David Martin brought 60 MINUTES cameras to witness the military's war on coronavirus for a story to be broadcast Sunday, April 26 (7:00-8:00 PM, ET/PT) on the CBS Television Network.

Martin went to basic army training at Ft. Jackson in South Carolina, where last month, 64 recruits among 940 tested positive for COVID-19. He saw face-masked soldiers struggling to stay apart. "Day to day, our biggest problem is keeping them in that six feet," says Lt. Col. Patrick Collins. "You tend to tell them, 'Okay, separate. Get your six feet.' Couple minutes later, they start clustering again."
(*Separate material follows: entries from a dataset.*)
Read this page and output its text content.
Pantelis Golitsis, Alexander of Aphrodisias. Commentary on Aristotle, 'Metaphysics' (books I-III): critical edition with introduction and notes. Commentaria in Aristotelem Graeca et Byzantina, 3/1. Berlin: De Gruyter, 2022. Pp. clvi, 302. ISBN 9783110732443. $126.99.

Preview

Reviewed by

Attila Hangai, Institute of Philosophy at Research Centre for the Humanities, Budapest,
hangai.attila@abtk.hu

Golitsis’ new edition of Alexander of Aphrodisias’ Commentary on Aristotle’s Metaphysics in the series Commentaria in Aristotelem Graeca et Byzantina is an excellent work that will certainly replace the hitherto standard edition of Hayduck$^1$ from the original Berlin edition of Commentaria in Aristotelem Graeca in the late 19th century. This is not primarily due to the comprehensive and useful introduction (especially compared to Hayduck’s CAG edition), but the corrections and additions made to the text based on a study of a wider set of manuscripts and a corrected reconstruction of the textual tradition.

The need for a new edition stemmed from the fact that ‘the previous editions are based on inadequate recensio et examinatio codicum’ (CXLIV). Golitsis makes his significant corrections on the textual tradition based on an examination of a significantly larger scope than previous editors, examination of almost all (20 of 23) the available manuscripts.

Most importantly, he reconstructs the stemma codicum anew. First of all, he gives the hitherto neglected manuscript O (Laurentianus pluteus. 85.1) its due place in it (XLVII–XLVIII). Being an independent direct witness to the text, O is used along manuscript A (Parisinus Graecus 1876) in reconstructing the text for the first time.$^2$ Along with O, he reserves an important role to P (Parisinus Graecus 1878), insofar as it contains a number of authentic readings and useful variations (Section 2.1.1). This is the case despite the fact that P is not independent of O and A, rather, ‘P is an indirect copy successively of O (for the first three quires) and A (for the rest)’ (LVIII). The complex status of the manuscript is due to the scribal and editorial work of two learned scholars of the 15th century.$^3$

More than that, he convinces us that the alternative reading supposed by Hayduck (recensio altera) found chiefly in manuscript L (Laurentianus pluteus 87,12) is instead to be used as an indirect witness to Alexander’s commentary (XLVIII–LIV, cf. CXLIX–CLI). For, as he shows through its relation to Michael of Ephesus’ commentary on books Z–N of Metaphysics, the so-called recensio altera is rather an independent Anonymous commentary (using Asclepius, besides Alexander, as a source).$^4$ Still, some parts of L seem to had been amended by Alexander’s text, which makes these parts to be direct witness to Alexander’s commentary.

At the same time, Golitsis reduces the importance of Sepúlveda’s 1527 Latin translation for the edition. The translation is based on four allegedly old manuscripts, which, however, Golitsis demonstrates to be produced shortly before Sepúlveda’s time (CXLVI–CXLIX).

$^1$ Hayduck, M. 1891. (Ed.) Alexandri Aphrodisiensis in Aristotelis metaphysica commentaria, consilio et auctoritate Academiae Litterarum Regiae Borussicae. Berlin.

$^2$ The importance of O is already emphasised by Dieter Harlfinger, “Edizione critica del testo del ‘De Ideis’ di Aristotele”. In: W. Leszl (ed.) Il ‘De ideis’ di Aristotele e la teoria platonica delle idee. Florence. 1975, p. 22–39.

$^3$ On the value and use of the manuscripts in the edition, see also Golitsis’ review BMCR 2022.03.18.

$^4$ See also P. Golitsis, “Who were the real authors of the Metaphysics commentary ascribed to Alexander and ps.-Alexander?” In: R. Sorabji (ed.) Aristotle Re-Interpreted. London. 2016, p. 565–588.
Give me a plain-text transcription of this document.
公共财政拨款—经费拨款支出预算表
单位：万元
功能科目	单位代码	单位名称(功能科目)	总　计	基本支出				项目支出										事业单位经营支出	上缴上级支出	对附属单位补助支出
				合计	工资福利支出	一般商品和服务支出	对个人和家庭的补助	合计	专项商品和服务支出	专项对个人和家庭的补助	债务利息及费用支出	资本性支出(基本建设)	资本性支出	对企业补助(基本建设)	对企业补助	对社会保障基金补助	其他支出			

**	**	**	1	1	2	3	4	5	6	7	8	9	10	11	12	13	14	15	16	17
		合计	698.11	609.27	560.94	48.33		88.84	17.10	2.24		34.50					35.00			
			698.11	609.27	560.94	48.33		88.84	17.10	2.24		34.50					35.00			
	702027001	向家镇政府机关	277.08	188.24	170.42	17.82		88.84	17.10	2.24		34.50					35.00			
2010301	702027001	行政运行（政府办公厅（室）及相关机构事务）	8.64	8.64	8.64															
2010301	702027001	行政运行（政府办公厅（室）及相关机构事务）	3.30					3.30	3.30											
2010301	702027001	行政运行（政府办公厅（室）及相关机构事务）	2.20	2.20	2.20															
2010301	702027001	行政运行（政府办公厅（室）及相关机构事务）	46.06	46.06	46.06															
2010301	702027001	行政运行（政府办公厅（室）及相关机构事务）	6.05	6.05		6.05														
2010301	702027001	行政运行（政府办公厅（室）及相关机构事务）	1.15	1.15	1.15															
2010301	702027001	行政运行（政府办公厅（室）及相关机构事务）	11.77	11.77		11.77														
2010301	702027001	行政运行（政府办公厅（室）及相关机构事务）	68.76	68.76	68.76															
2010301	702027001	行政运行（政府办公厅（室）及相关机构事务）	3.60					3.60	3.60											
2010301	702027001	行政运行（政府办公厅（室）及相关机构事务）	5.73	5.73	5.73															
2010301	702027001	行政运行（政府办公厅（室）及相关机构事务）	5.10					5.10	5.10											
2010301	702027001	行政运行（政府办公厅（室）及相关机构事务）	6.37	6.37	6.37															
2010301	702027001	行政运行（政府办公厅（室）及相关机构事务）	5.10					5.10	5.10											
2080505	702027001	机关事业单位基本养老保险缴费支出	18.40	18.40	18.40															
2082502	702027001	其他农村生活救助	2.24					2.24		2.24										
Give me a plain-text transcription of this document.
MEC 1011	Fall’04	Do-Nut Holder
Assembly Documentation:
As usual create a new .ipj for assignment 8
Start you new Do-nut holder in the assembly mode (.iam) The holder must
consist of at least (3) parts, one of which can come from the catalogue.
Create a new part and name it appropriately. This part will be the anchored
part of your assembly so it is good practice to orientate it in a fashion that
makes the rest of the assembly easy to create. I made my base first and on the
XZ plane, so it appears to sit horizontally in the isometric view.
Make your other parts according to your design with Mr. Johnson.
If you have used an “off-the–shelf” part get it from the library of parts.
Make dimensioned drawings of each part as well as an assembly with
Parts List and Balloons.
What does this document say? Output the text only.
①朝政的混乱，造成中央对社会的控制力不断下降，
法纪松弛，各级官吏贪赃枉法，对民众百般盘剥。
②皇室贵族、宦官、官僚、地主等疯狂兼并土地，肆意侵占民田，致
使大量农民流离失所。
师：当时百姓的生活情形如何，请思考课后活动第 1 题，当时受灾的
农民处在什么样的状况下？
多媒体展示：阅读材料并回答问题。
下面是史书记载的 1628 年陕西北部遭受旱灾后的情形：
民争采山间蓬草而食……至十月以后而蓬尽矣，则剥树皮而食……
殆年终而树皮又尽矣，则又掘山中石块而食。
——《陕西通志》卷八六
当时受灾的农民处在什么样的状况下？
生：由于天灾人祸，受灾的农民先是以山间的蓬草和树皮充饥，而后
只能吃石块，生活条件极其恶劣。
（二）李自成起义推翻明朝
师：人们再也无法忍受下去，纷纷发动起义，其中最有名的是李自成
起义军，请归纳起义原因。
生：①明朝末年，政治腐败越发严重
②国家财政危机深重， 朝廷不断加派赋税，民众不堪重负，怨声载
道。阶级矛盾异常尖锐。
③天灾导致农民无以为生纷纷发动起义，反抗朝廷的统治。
For two weeks, the Army had to stop taking in new recruits because of the virus. "I'm not aware of any time - at least, you know, in my 39 years - where we stopped taking recruits. But these are different times," says Army Chief of Staff Gen. James McConville.

"The toughest decision that we had to make was to cancel Defender 20," says Gen. McConville. The Army was already sending the necessary tanks to Europe six weeks ago for Defender 20, one of the largest exercises since the Cold War. "What would happen if we had 15,000 or 20,000 in a very close environment and... the virus broke out? How would we take care of them?"

Nearly 800 sailors aboard the aircraft carrier U.S.S. Theodore Roosevelt tested positive for the virus, but more than half of them had no symptoms. "We had so many assumptions of what a virus would do," Gen. Hyten tells Martin. "And then, when you actually see what coronavirus does, what COVID-19 does, it's completely different." Said Gen. O'Shaughnessy, "Having an enemy that you don't fully understand is always a little bit frustrating."